Media Procurement Leaders Are Not Evil Zombies. Fact.

 

Despite what you might have heard. Procurement leaders are not Evil Zombies.

As a follow up to a previous post about the Two Types of Procurement in Media, I wanted to add some thoughts about how the media industry can perhaps help TypeA procurement develop and succeed.

As media experts, we (I'm talking about we consultants, media agencies and media vendors) should be better at organising ourselves around the new reality of media budgets increasingly being managed by procurement leaders.

This, is the new reality:

Media clients will increasingly come from procurement backgrounds.

They will play an increasingly influential role in the commercial decisions in marketing.

This does not make them evil zombies.

However, like evil zombies, they are not going to go away.

You must adapt now.

 

This reality means that our collective challenge is to ensure anyone coming new to the media industry MUST understand the 4 things. These are the elements which will facilitate procurement leaders to cross the divide that can exist within client organisations between finance and marketing (i.e. jumping from a cost management role to a value creation role).

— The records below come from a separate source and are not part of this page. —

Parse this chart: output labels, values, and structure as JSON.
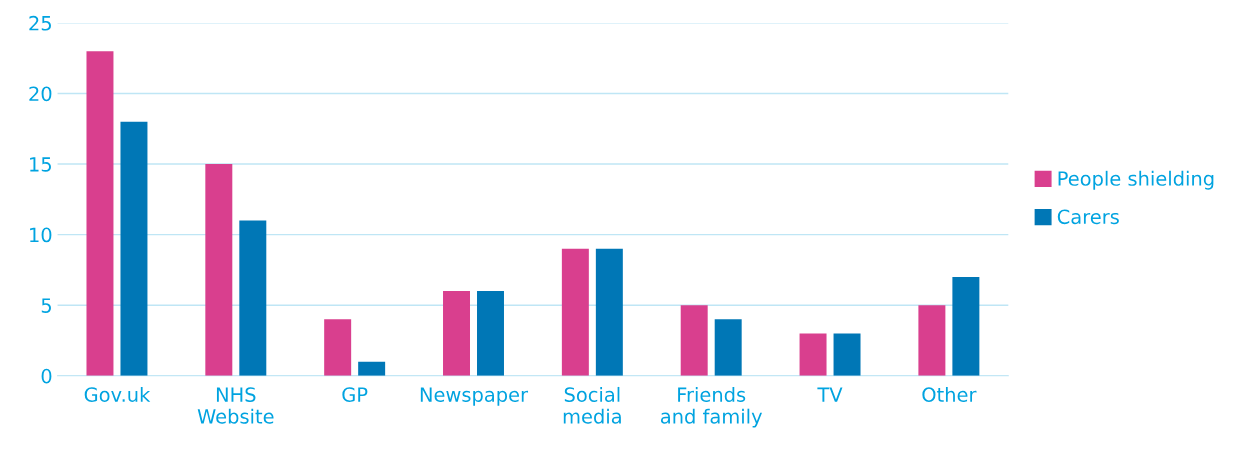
{
  "chart_data": {
    "type": "bar",
    "categories": [
      "Gov.uk",
      "NHS\nWebsite",
      "GP",
      "Newspaper",
      "Social\nmedia",
      "Friends\nand family",
      "TV",
      "Other"
    ],
    "series": [
      {
        "name": "People shielding",
        "color": "#d93f8e",
        "values": [
          23,
          15,
          4,
          6,
          9,
          5,
          3,
          5
        ]
      },
      {
        "name": "Carers",
        "color": "#0077b6",
        "values": [
          18,
          11,
          1,
          6,
          9,
          4,
          3,
          7
        ]
      }
    ],
    "ylim": [
      0,
      25
    ],
    "yticks": [
      0,
      5,
      10,
      15,
      20,
      25
    ],
    "grid": "y",
    "legend": "right"
  }
}
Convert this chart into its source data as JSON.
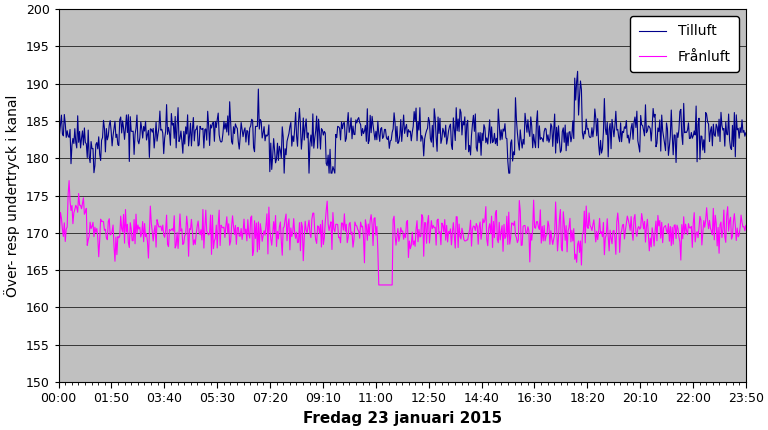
{
  "n_points": 720,
  "tilluft_base": 183.5,
  "tilluft_noise_std": 1.5,
  "franluft_base": 170.2,
  "franluft_noise_std": 1.4,
  "ylim": [
    150,
    200
  ],
  "yticks": [
    150,
    155,
    160,
    165,
    170,
    175,
    180,
    185,
    190,
    195,
    200
  ],
  "time_labels": [
    "00:00",
    "01:50",
    "03:40",
    "05:30",
    "07:20",
    "09:10",
    "11:00",
    "12:50",
    "14:40",
    "16:30",
    "18:20",
    "20:10",
    "22:00",
    "23:50"
  ],
  "tilluft_color": "#00008B",
  "franluft_color": "#FF00FF",
  "background_color": "#C0C0C0",
  "plot_bg_color": "#C0C0C0",
  "outer_bg_color": "#FFFFFF",
  "ylabel": "Över- resp undertryck i kanal",
  "xlabel": "Fredag 23 januari 2015",
  "legend_tilluft": "Tilluft",
  "legend_franluft": "Frånluft",
  "label_fontsize": 10,
  "tick_fontsize": 9,
  "legend_fontsize": 10,
  "xlabel_fontsize": 11,
  "line_width": 0.8
}
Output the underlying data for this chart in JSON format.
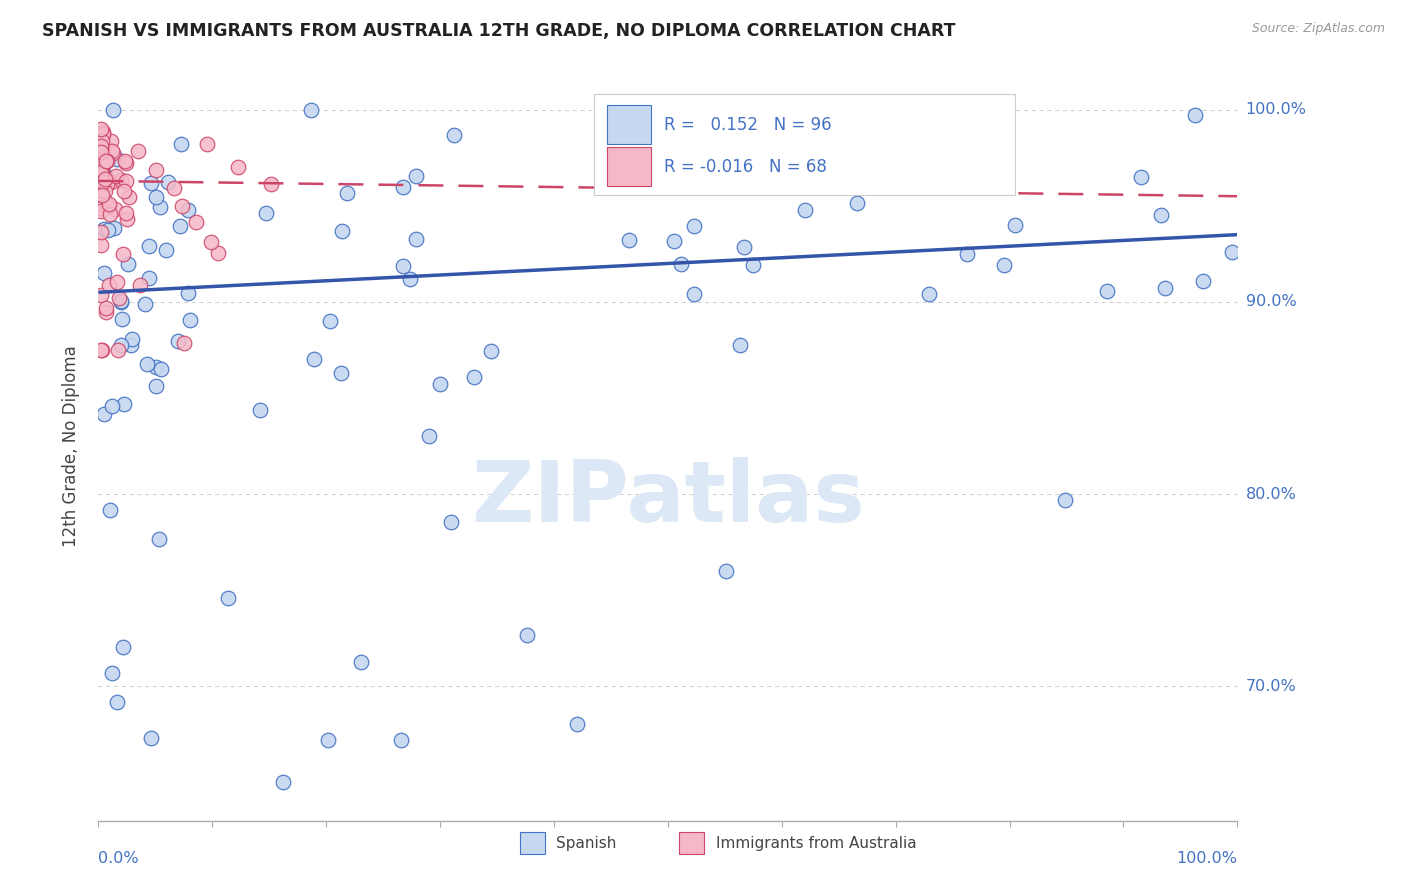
{
  "title": "SPANISH VS IMMIGRANTS FROM AUSTRALIA 12TH GRADE, NO DIPLOMA CORRELATION CHART",
  "source": "Source: ZipAtlas.com",
  "ylabel": "12th Grade, No Diploma",
  "legend_label1": "Spanish",
  "legend_label2": "Immigrants from Australia",
  "R1": 0.152,
  "N1": 96,
  "R2": -0.016,
  "N2": 68,
  "color_blue_fill": "#c5d8f0",
  "color_blue_edge": "#4472c4",
  "color_pink_fill": "#f5b8c8",
  "color_pink_edge": "#cc4466",
  "color_blue_line": "#3355aa",
  "color_pink_line": "#cc4466",
  "color_axis_text": "#4472c4",
  "color_grid": "#cccccc",
  "watermark_color": "#dce8f5",
  "ytick_vals": [
    0.7,
    0.8,
    0.9,
    1.0
  ],
  "ytick_labels": [
    "70.0%",
    "80.0%",
    "90.0%",
    "100.0%"
  ],
  "xlim": [
    0.0,
    1.0
  ],
  "ylim": [
    0.63,
    1.02
  ],
  "blue_trend_x0": 0.0,
  "blue_trend_y0": 0.905,
  "blue_trend_x1": 1.0,
  "blue_trend_y1": 0.935,
  "pink_trend_x0": 0.0,
  "pink_trend_y0": 0.963,
  "pink_trend_x1": 1.0,
  "pink_trend_y1": 0.955
}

These 4 rules will help procurement leaders who have been given media responsibilities get to being a Type A quicker.

Media budgets - are a huge lever for growth for many companies but are not fulfilling their potential. Media budgets demand better levels of governance.

Media value - the upsides of proper media governance are not measured in percentages.  They are measured as multiples. This is a big deal.

Media clients - will require new skills and capabilities in media governance to fully realise the value of their investments in a digital world.

Media agencies - are the arbiters of value; agencies can deliver large productivity improvements on media spend when organised and incentivised the right way and (obviously) are a key partner in improving the governance and performance of media as a lever for growth.